In the video above, Apple senior vice president of hardware engineering, Dan Rico, explains how the company will store fingerprint information securely using a technology Apple calls Secure Enclave.

"All fingerprint information is encrypted," Rico explains in the video above, "and stored inside the Secure Enclave in our new A7 chip. Here, it is locked away from everything else, accessible only by the Touch ID sensor. It's never available to other software, and it's never stored on Apple's servers or backed up to iCloud."

"Apple needed a processor that is already aware of the concept of encryption and security at a native level"
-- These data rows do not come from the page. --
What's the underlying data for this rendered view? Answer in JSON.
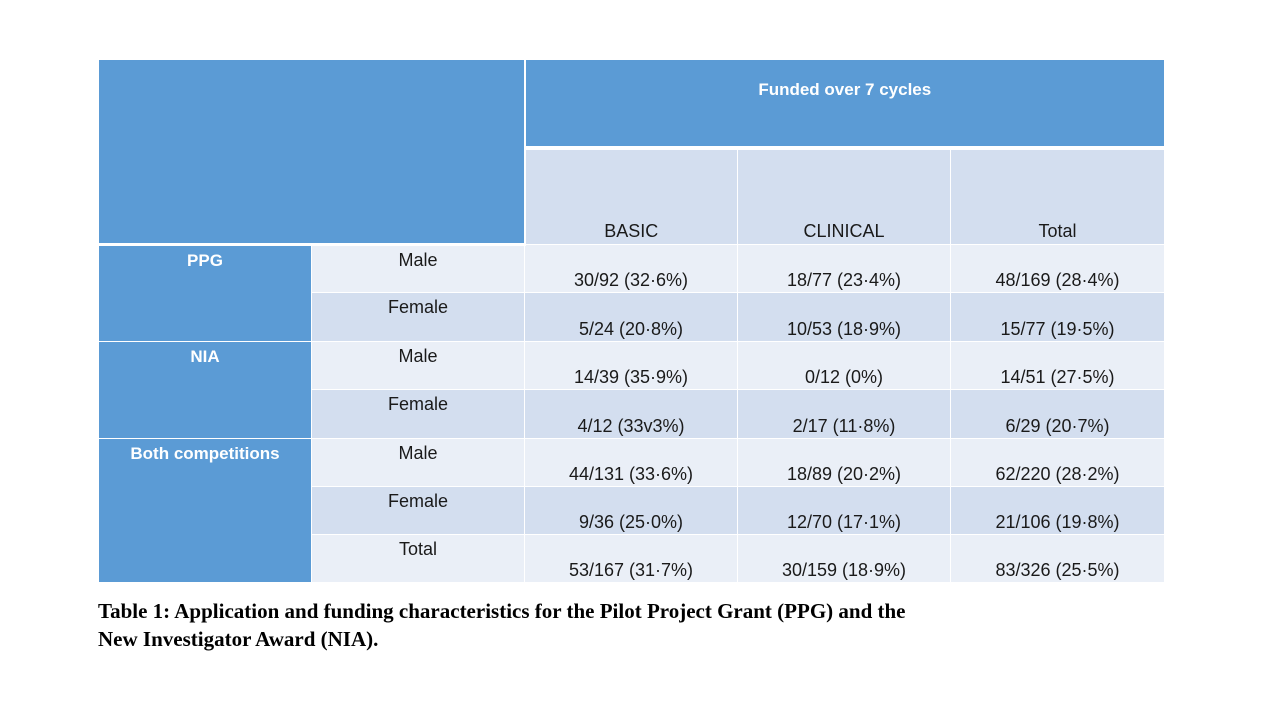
{
  "table": {
    "super_header": "Funded over 7 cycles",
    "columns": [
      "BASIC",
      "CLINICAL",
      "Total"
    ],
    "groups": [
      {
        "name": "PPG",
        "rows": [
          {
            "label": "Male",
            "values": [
              "30/92 (32·6%)",
              "18/77 (23·4%)",
              "48/169 (28·4%)"
            ]
          },
          {
            "label": "Female",
            "values": [
              "5/24 (20·8%)",
              "10/53 (18·9%)",
              "15/77 (19·5%)"
            ]
          }
        ]
      },
      {
        "name": "NIA",
        "rows": [
          {
            "label": "Male",
            "values": [
              "14/39 (35·9%)",
              "0/12 (0%)",
              "14/51 (27·5%)"
            ]
          },
          {
            "label": "Female",
            "values": [
              "4/12 (33v3%)",
              "2/17 (11·8%)",
              "6/29 (20·7%)"
            ]
          }
        ]
      },
      {
        "name": "Both competitions",
        "rows": [
          {
            "label": "Male",
            "values": [
              "44/131 (33·6%)",
              "18/89 (20·2%)",
              "62/220 (28·2%)"
            ]
          },
          {
            "label": "Female",
            "values": [
              "9/36 (25·0%)",
              "12/70 (17·1%)",
              "21/106 (19·8%)"
            ]
          },
          {
            "label": "Total",
            "values": [
              "53/167 (31·7%)",
              "30/159 (18·9%)",
              "83/326 (25·5%)"
            ]
          }
        ]
      }
    ]
  },
  "caption": {
    "line1": "Table 1: Application and funding characteristics for the Pilot Project Grant (PPG) and the",
    "line2": "New Investigator Award (NIA)."
  },
  "colors": {
    "header_blue": "#5b9bd5",
    "row_light": "#eaeff7",
    "row_dark": "#d3deef"
  }
}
A recent post on Quora by Brian Roemmele cites ARM documentation to explain how Apple uses the 64-bit A7 processor to create the Secure Enclave.

"To economically create the Secure Enclave, Apple needed a processor that is already aware of the concept of encryption and security at a native level and has the dedicated hardware to make a segregated and secure area with in the processor architecture," Roemmele wrote.

He also cites an ARM white paper from 2008 called "ARM Security Technology" (PDF link) that describes the TrustZone architecture, which stores secure information embedded on the processor where only trusted software can access it.

"Many embedded devices are now storing a large amount of user data, including sensitive information such as synchronized email, mobile banking details, and mobile payment credentials," section 6.2.2, "Mobile Payment," reads. "This user data can be protected, requiring the entry of passcode before it can be used, however once unlocked it is vulnerable to any weakness in the underlying software environment.

"Migrating the data storage, data manipulation, and even the passcode entry, into the Secure world makes sense for many applications that make use of user data."